久しぶり

先日、久しぶりに人と会話した。僕はバイトもしているし、大学生だから、広義の意味での会話は少なくない。ただ、バイトでは業務外の話はしないし、大学ではいつも一人だ。だから人と話す機会はほとんどない。家族ともほとんど話さない。父親は寡黙な人で、母親も特に会話を僕にしようとは思っていないみたいだ。僕も求めていない。だから実際に人と会って話すのはとても久しぶりだった。

その友達は中学からの友達で、ずっとサッカーのチームが一緒だった。今でも付き合いのある数少ない人の内の一人だ。

その日僕は寝不足だったのだろう。朝の目覚めは特によくなかった。まるで遠足を待ち遠しくしていた小学生みたいだが、きっとそんなことはない。たぶん。たまたまオードリーさんのオールナイトニッポンを聴いていたら、寝るのがとても遅くなってしまっただけだ。ラジオは睡眠導入剤にはよくない。特にオードリーさんのラジオは。ラジオを寝る前聴くのは邪道だ。それは奈良の大仏の前で聖書を朗読するくらい邪道だ。その時の僕に言いたいくらいだ。「お前は今奈良の大仏の前で聖書を読んでいるのと変わらないぞ」と。

兎に角、目覚めが悪かった。あれは国語の時間に起こされるくらいだったな。
それでも友達の家に行かなければならなかったので、徒歩で出発した。

家に着くまで、僕には何の障害もなかった。

家に着くと、扉があいた。友達が開けてくれた。

僕は友達の家に着くなり、友達の部屋のヨギボーの偽物(偽ボー)に倒れこんだ。そして僕は彼と会話をして、ゲームをして、ご飯を食べた。普通に楽しかった。

ここまでは普通、よくある事。どれくらい良くあることか…まぁ言わなくてもいい事だろう。それくらい普通だから。

しかし普通ではないことが一つだけあった。僕は頭がとても痛かった。今はコロナの季節(季節と言ってしまうと習慣的な一過性の物のように感じてしまうが、それ以上に当てはまるような言葉を僕は知らない。強いて言うなら戦争、もしくはモラトリアムだと思う、だがしっくりこないのでやはり季節かもしれない。)だからすごく焦ったが、ただ頭が痛かっただけだ。家に帰ると頭の痛みがなくなったくらいだ。

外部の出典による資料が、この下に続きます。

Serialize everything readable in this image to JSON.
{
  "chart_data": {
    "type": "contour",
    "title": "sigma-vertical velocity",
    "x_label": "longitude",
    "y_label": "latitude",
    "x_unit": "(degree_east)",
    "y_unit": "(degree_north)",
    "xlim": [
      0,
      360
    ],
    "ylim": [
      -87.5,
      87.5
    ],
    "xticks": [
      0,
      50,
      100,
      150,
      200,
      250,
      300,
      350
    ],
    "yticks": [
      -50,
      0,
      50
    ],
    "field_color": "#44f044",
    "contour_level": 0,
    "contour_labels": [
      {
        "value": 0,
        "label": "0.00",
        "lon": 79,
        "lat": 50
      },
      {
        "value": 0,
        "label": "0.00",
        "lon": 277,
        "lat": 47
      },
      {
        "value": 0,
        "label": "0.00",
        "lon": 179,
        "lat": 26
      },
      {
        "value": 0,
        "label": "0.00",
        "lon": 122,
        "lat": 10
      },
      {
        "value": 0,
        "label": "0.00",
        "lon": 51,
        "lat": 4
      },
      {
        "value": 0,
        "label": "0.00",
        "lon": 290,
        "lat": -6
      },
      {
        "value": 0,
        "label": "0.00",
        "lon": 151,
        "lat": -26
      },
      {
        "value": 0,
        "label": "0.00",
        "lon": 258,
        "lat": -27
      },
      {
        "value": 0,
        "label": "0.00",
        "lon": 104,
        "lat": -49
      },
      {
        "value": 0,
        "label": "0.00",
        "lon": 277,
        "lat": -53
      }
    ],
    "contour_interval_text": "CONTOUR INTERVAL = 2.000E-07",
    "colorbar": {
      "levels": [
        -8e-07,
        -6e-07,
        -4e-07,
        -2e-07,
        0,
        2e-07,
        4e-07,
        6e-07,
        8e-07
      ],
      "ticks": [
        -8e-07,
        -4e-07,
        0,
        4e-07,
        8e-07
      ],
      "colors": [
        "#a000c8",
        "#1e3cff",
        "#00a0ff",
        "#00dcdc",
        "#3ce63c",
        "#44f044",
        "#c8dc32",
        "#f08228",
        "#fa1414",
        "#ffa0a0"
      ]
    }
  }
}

これはなんだ。なんなんだ。もしかしたら深層心理では、僕が人との交流を拒絶したかったのか?だとすると、僕の小学生にも似た期待はどう説明すればいいんだ。ユング教えてくれ。答えが出そうにもない。

僕は絶望したのかもしれない。でも楽しかったんだ。それだけは偽りではない。

この事を彼には話さなかったし、それを悟られまいと努力もした。実際彼は気付いていないと思う。(彼は意外と洞察力は鋭いものを持っているので気付いていて黙っていたのかもしれないが)

だとするとやっぱり人との交流を拒絶したかったのかもしれないとも思った。

正直、このことはその日中僕を悩ませたことでもある。片時もこの問からは逃れられなかった。蜷局を巻いた蛇に捕まった鼠のように。

つまり人間とは真意とは裏腹に別の”真意”を持つ。そしてその真意の対立は大抵が二律背反を生み出すのだ。そして大抵が表層が善で、内面が悪であることが多いのではないか。これは間違っているわけではないと思う。ましてや二重人格でもない。そもそも人間だれしも多極的な内面を持っているが。

僕はこれで少しだけ分かった。善人でいたい僕も、区別をつけたい僕も、友達と過ごしたい僕も、一人でいたい僕も、すべて僕であり、正しい思考なのだ。頭が痛かったのは、その結果であり、楽しかったのもその結果だ。